The power is not despotic, with absolute immunity from judicial review; but the board's decision is prima facie valid and the county court has no independent power to overrule it. This is not only what the statute means, but is the wiser rule. The way would be thrown open for raids on the treasury if such unlimited power were placed in improper hands, but, on the contrary, the legislative purpose would be thwarted if the board were subject to local domination.

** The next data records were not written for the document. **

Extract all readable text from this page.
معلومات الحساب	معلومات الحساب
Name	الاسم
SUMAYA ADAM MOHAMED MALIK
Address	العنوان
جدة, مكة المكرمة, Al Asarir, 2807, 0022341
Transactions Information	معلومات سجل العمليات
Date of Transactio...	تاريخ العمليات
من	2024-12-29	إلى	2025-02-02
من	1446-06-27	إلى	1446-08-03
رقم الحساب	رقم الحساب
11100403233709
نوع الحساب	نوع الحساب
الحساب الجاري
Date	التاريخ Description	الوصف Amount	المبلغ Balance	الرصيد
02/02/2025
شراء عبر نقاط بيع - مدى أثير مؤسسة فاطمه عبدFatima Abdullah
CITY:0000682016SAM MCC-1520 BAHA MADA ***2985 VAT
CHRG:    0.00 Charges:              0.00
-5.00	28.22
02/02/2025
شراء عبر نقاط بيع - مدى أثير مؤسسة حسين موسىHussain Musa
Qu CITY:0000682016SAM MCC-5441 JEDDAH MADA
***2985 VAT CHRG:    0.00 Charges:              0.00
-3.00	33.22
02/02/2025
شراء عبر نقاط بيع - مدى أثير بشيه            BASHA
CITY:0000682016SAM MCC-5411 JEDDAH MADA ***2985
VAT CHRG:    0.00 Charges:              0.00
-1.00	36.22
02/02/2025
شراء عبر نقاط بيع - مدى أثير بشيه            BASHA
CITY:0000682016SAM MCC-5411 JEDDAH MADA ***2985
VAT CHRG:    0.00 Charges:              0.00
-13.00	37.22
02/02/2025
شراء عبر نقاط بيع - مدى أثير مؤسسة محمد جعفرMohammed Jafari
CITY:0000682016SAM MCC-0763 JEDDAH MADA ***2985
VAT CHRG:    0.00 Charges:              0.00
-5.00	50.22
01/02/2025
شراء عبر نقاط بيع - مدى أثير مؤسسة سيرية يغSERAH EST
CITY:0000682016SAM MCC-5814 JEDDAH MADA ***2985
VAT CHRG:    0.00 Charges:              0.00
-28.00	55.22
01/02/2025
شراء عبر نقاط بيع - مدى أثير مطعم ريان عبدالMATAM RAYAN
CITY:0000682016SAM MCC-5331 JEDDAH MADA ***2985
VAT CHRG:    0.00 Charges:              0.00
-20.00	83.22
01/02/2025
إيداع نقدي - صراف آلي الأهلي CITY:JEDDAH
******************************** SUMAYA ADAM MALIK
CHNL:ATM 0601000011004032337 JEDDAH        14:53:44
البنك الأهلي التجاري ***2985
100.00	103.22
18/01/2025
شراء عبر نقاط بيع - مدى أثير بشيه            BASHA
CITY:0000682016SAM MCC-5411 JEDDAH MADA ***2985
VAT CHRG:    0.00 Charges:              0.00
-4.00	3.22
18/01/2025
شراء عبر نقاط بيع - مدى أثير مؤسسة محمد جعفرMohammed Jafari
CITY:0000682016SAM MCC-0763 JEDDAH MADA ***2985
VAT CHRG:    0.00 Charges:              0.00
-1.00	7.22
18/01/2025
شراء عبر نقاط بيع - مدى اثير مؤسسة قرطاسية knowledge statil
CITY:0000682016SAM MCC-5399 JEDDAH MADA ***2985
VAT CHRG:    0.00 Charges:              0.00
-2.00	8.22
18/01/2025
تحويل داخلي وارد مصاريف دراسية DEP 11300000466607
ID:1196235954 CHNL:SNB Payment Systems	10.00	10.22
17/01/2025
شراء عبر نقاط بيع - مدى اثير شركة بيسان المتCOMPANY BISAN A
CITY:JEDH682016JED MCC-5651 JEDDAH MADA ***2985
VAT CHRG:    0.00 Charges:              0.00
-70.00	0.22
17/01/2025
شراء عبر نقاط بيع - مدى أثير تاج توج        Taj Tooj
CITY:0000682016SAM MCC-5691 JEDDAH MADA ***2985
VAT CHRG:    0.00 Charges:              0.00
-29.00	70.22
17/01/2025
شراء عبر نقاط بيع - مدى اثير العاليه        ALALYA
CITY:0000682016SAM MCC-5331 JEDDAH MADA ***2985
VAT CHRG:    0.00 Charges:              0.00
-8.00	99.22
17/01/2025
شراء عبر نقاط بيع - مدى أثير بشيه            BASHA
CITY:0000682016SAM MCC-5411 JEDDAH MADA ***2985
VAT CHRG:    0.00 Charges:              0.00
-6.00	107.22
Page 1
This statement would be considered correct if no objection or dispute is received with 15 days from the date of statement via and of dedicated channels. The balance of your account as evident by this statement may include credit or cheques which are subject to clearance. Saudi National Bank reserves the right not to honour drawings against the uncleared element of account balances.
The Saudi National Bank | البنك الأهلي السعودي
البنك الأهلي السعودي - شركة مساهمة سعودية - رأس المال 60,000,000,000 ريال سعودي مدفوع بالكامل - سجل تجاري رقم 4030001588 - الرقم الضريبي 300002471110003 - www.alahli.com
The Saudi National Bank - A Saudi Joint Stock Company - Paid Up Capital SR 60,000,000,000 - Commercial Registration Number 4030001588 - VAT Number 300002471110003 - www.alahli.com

Another assignment made by respondent is that Section 92 of the registration Act authorizes the Board of Election Commissioners to audit claims, in violation of Article III of the Constitution, which divides the State government into three distinct departments, executive, legislative and judicial. His theory is that the board is an administrative body but that in auditing claims it exercises a judicial function in violation of the article aforesaid. The doctrine in this State is settled that even a county court (a court of record under the Constitution, Sec. 36, Art. VI) in auditing claims does not act judicially although its action is not purely ministerial because it exercises a discretion. [County of Jackson v. Fayman,329 Mo. 423, 432, 44 S.W.2d 849, 852; Perkins v. Burks, 336 Mo. 248, 253, 78 S.W.2d 845, 848.] One case says its functioning in such instances may be deemed quasi-judicial. [State ex rel. West v. Diemer, 255 Mo. 336, 354(5), 164 S.W. 517, 522.] However all the cases agree that its decision does not make the claimres judicata. If this is true of county courts, all the more should it be said of administrative boards which do not purport to be courts. Many boards and commissions in our State government exercise quasi-judicial functions though they do not belong to the judicial department. Yet none of these exist in violation of the Constitution. There is no merit in relator's contention.

For the reasons stated, in addition to those given in the principal opinion, our alternative writ of mandamus should be made peremptory. Leedy, J., concurs.

* Nickell v. K.C., St. L. C. Rd. Co., 326 Mo. 338,32 S.W.2d 79, 81(5); Service Purchasing Co. v. Brennan (Mo. Div. 2), 32 S.W.2d 81, 83(2); Dietrich v. Brickey, 327 Mo. 189, 192,37 S.W.2d 428, 429(5); Woodling v. Westport Hotel Operating Co.,331 Mo. 812, 823, 55 S.W.2d 477, 481; State ex rel. Walker v. Locust Creek Drainage Dist. (Mo. Div. 1), 58 S.W.2d 452; Chilton v. Drainage Dist. No. 8, 332 Mo. 1173, 1175,61 S.W.2d 744, 745(2); Curtin v. Zerbst Pharmacal Co., 333 Mo. 346, 349,62 S.W.2d 771, 772(3); Moyer v. Orek Coal Co. (Mo. Div. 1), 78 S.W.2d 107, 108(3); Langan v. U.S. Life Ins. Co. (Mo. Div. 1), 114 S.W.2d 984, 985(3).